Bilmemek ayıp değil, öğrenmemek ayıp
İnsan hayatı için bilgi oldukça önemlidir. Ne ki insan her şeyi bilmez. Bilmesine de imkân yoktur. İnsanın her şeyi bilmemesi doğaldır. Bunun utanılacak bir yanı da yoktur. Ancak imkân varken bilmediklerini sorup öğrenmemesi, biliyorum tavrıyla bir işe girişmesi son derece sakıncalıdır ve kusurludur. Çünkü yanlış bir yola saparak hem kendine, hem de başkalarına zarar verebilir.
Başa gelmeyince bilinmez
İnsan başkalarının uğradığı felâketlerin, dertlerin ne denli acı olduğunu gerektiği gibi idrak edemez. Ne zaman ki benzer bir olayla karşılaşır ve acıyı tadar, işte o zaman anlar.
Baş yastığı baş derdini bilmez
Bir kimsenin en yakını bile, o kimsenin derdini bilmez, sıkıntısını anlamaz. İnsan, dertleri ve sıkıntılarıyla birlikte yaşamını sürdürür.
Çok gezen çok bilir
Bilgi edinmenin çeşitli yolları vardır. Bunlardan biri de gezip görerek öğrenmedir. Çok gezen kişiler, gezdiği yerlerde çok şey öğrenir; yeni yerler görür, yeni dostlar edinir. Böylece bilgisini, kültürünü geliştirir.
Erkek getirmeyi, kadın yetirmeyi bilmeli
Bir ailede erkek çalışıp kazanmakla, anne tasarruflu olmakla yükümlüdür.
Hasta olmayan, sağlığın kadrini bilmez
Sağlık çok değerlidir ve en kıymetli nimettir. İnsan ancak hasta olup ağrılar, acılar, sızılar içinde kalınca sağlıklı olmanın değerini anlayabilir. Sağlığına kavuştuğunda da çektiği sıkıntıları düşünüp yeniden hasta olmamaya çalışır, sağlığına özen gösterir.
Devletli ile deli bildiğini işler
Üst makamdakiler ve deliler kimseyi dinleyip dikkate almazlar. Kendi akıllarına göre hareket ederler.
İş bilenin, kılıç kuşananın
* Kim ki bir işi beceriyor, bir şeyi kullanıyor, bir şeyden gerektiği gibi faydalanıyor, o şeye sahip olmalıdır; en uygunu, yakışanı da budur.

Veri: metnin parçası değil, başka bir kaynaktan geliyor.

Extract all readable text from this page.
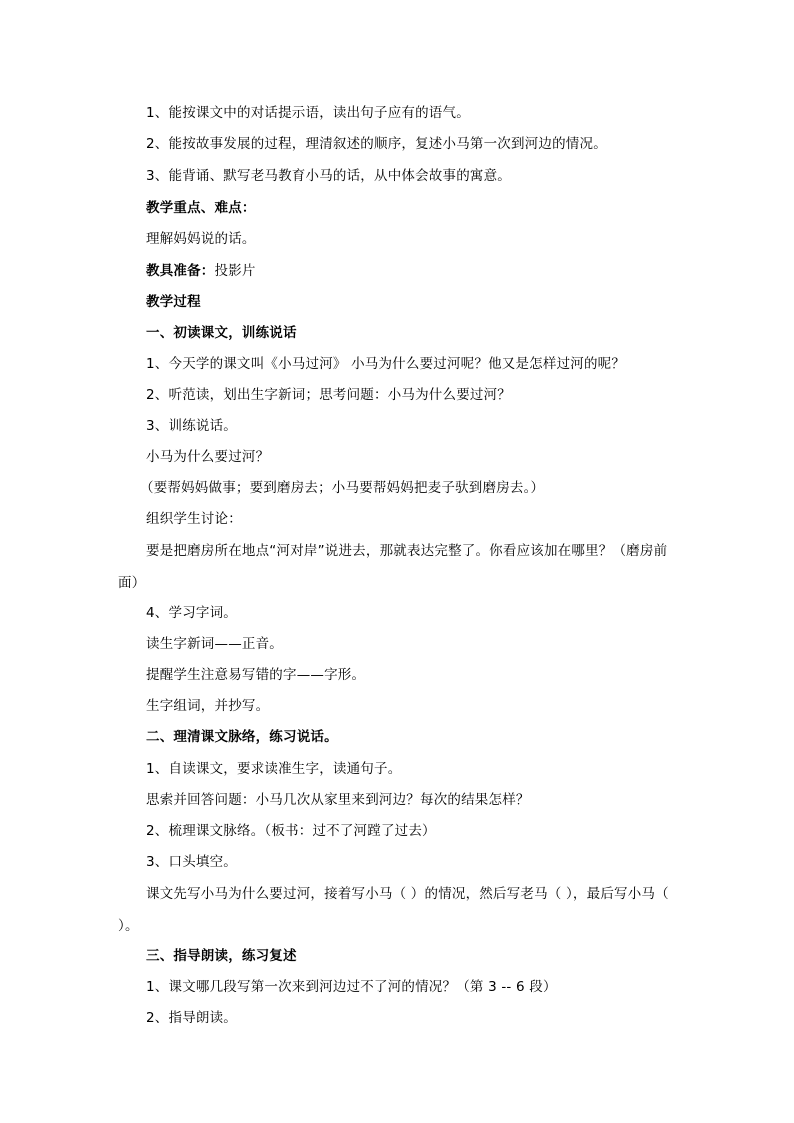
1、能按课文中的对话提示语，读出句子应有的语气。
2、能按故事发展的过程，理清叙述的顺序，复述小马第一次到河边的情况。
3、能背诵、默写老马教育小马的话，从中体会故事的寓意。
教学重点、难点：
理解妈妈说的话。
教具准备：投影片
教学过程
一、初读课文，训练说话
1、今天学的课文叫《小马过河》 小马为什么要过河呢？他又是怎样过河的呢？
2、听范读，划出生字新词；思考问题：小马为什么要过河？
3、训练说话。
小马为什么要过河？
（要帮妈妈做事；要到磨房去；小马要帮妈妈把麦子驮到磨房去。）
组织学生讨论：
要是把磨房所在地点“河对岸”说进去，那就表达完整了。你看应该加在哪里？（磨房前面）
4、学习字词。
读生字新词——正音。
提醒学生注意易写错的字——字形。
生字组词，并抄写。
二、理清课文脉络，练习说话。
1、自读课文，要求读准生字，读通句子。
思索并回答问题：小马几次从家里来到河边？每次的结果怎样？
2、梳理课文脉络。（板书：过不了河蹚了过去）
3、口头填空。
课文先写小马为什么要过河，接着写小马（ ）的情况，然后写老马（ ），最后写小马（ ）。
三、指导朗读，练习复述
1、课文哪几段写第一次来到河边过不了河的情况？（第 3 -- 6 段）
2、指导朗读。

* Kim ki başkasının yararlanmadığı, yararlanmasını bilmediği bir şeyi elinde tutuyor ve ondan yararlanıyorsa, o şey, mal sahibinden çok onun sayılır.
Dilim seni dilim dilim dileyim, başıma geleni senden bileyim
İnsanların başına kimi felâketler, sıkıntılar da çok kez dilleri yüzünden gelir. Dilini tutmayan, ne zaman ve nasıl konuşacağını bilmeyen insanların başlarına belâ geldiği ve bu yüzden pişmanlık duydukları çok görülmüştür.
Herkes bildiğini okur
İnsanlar çoklukla kendi akıllarını beğenirler. Dolayısıyla başkaları ne derse desin, onların düşüncelerine uymaktansa kendi düşüncelerine göre iş yapmayı daha uygun bulurlar.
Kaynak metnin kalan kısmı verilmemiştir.